1. Using a pestle and mortar, crush fennel, cumin and cardamom seeds. Add turmeric, curry powder and curry leaves and grind until whole spices are crushed and aromatic.
2. Add ginger, coriander, chilli, lemon rind and cashew nuts and grind together to a coarse paste.
3. Heat a large pan over a medium temperature and add the paste. Stir in 125 ml (½ cup) of the coconut milk. Mix well and simmer for 5 minutes until aromatic.
4. Stir in chicken stock and remaining coconut milk and simmer over a low heat for a few minutes.
5. Add chicken slices in batches and stir through to coat evenly in the sauce. Once all the chicken is added, allow curry to come to a gentle boil and simmer for only 5-7 minutes.

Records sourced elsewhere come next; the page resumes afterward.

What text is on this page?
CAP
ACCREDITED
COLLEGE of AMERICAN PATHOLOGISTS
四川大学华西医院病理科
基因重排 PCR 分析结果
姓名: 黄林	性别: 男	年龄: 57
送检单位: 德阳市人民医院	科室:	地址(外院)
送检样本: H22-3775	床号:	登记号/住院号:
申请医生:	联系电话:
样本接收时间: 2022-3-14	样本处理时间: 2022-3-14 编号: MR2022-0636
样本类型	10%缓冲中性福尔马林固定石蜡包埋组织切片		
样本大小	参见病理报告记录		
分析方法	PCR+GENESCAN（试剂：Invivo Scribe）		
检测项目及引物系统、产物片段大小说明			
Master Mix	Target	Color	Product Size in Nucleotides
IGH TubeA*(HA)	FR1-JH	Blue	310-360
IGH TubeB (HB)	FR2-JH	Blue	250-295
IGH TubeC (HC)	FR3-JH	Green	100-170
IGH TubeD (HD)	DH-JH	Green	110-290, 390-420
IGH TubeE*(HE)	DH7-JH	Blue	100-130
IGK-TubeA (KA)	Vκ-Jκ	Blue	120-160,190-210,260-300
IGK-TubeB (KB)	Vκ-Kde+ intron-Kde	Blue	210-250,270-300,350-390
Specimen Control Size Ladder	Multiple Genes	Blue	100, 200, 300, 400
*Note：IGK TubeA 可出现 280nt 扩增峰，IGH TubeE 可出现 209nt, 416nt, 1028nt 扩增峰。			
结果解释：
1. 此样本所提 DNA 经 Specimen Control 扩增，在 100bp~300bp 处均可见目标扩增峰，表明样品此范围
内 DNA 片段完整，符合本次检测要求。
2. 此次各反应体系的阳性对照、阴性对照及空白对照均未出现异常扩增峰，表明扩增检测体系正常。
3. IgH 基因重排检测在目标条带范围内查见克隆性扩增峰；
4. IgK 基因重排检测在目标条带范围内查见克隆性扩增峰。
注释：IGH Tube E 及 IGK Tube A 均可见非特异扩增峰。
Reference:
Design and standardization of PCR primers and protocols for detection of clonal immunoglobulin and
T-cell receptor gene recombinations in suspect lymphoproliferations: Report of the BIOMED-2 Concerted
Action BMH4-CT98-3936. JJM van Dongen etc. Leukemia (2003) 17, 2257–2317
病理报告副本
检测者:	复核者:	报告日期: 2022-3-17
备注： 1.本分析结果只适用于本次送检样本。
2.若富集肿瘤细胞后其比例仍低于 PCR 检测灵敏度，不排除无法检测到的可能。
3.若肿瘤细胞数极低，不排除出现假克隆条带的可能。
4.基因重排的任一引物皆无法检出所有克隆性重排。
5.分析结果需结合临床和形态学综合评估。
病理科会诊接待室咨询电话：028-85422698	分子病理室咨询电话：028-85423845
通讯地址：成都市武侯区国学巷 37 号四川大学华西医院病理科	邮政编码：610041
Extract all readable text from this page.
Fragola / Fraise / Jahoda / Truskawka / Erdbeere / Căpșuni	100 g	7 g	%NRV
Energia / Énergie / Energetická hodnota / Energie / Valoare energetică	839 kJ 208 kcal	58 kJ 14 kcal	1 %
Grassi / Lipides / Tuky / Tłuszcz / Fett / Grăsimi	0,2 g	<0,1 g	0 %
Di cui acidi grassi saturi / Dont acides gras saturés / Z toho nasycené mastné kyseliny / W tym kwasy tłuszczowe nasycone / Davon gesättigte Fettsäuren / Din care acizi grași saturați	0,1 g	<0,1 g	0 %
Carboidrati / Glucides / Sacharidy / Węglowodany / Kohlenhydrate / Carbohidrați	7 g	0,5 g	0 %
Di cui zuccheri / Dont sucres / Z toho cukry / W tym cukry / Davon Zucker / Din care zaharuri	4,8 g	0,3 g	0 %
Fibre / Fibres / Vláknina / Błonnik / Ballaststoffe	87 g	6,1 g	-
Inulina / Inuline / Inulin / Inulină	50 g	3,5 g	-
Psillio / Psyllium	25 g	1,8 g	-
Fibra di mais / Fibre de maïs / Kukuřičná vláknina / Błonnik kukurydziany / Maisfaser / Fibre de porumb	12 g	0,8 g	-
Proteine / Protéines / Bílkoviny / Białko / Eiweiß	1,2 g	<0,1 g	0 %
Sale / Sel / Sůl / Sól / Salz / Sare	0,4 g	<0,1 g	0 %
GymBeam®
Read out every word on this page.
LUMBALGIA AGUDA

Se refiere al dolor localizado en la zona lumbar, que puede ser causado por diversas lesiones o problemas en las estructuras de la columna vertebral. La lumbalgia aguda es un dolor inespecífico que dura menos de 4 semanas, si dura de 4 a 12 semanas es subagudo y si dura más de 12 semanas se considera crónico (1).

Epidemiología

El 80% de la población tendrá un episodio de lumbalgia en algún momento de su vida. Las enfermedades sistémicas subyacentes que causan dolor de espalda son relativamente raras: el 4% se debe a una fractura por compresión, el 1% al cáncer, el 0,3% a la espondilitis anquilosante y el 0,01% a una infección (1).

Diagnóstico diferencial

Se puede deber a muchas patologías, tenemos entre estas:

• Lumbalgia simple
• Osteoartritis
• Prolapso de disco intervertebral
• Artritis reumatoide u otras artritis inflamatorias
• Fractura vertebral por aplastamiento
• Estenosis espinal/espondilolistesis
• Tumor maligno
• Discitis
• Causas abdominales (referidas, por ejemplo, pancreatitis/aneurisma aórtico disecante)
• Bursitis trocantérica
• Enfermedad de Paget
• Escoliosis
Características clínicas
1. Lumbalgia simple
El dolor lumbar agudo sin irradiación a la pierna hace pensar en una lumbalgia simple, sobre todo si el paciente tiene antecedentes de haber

6. Stir in prawns and simmer with a lid for 3-5 minutes or until just cooked. The prawns will change to a brighter orange colour. Be careful not to overcook the chicken and prawns.
7. Add apples and simmer for 3 minutes, until apples are just cooked but still has a bite. Take note that the apples must keep their shape and texture, so avoid overcooking them, as they will become too soft. Season to taste
8. Garnish curry with fresh coriander, cayenne pepper and lemon rind.


1. Shake the tin of coconut milk before opening it so that the cream and milk is well mixed.
2. Serve on white basmati rice, steamed green beans or broccoli if preferred.
3. If you don’t have a pestle and mortar, use a rolling pin, spice grinder or hand blender to make the curry paste.